Nov.? 27. Notes and arguments [by John Bayes]. Concerning the invitation brought over by Capt. Marten to those in England who had been banished from Barbadoes, to return thither; the means to be taken for reducing the island to the obedience of the Commonwealth, and the continuance of the government there. Bradshaw has added these marginal notes; "banished persons came in Marten's ship;" "nota, move no ship may go till merchants and planters fall upon a course for reducing, &c., and that a new Governor may be appointed."
1650? 28. Thoughts of Will. Hilliard concerning Barbadoes, presented to [Bradshaw]. The force proposed cannot reduce Barbadoes; the island, with the countenance of the ships, must reduce itself. Offers for consideration what he conceives most convenient to be done in managing that design, both in the case of non-submission and when reduced to keep the island in obedience.
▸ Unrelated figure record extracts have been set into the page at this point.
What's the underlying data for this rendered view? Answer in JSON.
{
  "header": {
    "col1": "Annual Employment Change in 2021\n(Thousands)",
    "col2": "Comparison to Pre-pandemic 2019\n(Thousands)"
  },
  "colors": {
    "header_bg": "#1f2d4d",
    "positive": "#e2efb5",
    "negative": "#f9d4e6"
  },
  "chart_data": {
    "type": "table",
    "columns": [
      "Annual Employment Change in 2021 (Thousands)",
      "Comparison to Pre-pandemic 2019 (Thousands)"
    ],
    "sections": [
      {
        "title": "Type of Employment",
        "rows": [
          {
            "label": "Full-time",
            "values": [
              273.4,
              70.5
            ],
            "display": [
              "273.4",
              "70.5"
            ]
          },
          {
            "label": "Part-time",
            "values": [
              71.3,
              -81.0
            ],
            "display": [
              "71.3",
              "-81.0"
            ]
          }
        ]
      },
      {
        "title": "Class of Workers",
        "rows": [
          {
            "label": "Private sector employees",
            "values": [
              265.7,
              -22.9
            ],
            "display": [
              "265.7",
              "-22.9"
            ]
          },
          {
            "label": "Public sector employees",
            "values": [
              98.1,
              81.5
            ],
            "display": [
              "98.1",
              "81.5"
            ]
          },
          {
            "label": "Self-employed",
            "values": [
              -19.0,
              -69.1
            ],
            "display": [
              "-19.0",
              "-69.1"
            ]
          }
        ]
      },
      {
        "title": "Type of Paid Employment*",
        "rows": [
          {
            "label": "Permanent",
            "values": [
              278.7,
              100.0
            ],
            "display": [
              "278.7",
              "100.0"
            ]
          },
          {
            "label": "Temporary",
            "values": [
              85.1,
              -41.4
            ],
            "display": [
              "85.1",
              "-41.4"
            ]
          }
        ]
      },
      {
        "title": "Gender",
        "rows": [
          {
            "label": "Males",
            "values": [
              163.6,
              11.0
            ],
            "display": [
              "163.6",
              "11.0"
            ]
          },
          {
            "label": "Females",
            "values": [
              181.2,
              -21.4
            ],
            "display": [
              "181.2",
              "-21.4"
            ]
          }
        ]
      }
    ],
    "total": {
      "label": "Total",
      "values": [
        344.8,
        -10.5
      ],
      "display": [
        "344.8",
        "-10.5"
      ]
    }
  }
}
Endorsed by Bradshaw, "Mr. Hilliard's proposals for reducing Barbadoes." [On 3rd Oct. 1650 a fleet was ordered by Parliament to be dispatched with all speed to reduce the island, and on 22 Jan. 1651, seven ships, mounting 236 guns, and manned with 820 men, were reported from the Committee of the Navy as ready to go to Barbadoes, but they were made use of for the reduction of "Sillies," [the Scilly Islands], and were finally ordered to Barbadoes on 19 June 1651. See Commons' Journal.]
Nov. 27. Order of the Council of State. Appointing Sir Peter Wentworth, Sir Henry Vane, Mr. Marten, Mr. Robinson, Sir Hen. Mildmay, Mr. Challoner, Mr. Heveningham, Sir Wm. Masham, and Sir Wm. Constable, or any five of them, a committee to consider of the most speedy means to reduce Barbadoes, and to prepare instructions for those entrusted with the management of that service, for the approbation of the Council. In the margin is written, sent to Sir Peter Wentworth by Mr. Jenings. [INTERREGNUM, Entry Bk., Vol. XLI., p. 68.]
Nov. 28. Draft of licence for the inhabitants of New England to trade to Barbadoes, Virginia, Bermudas, and Antigua, until the last day of July 1651, notwithstanding the Act of 3 Oct. 1650, prohibiting such trade, by reason that the distance being so great they cannot have any certain knowledge of that Act as to observe the times therein limited. [Ibid., p. 79.]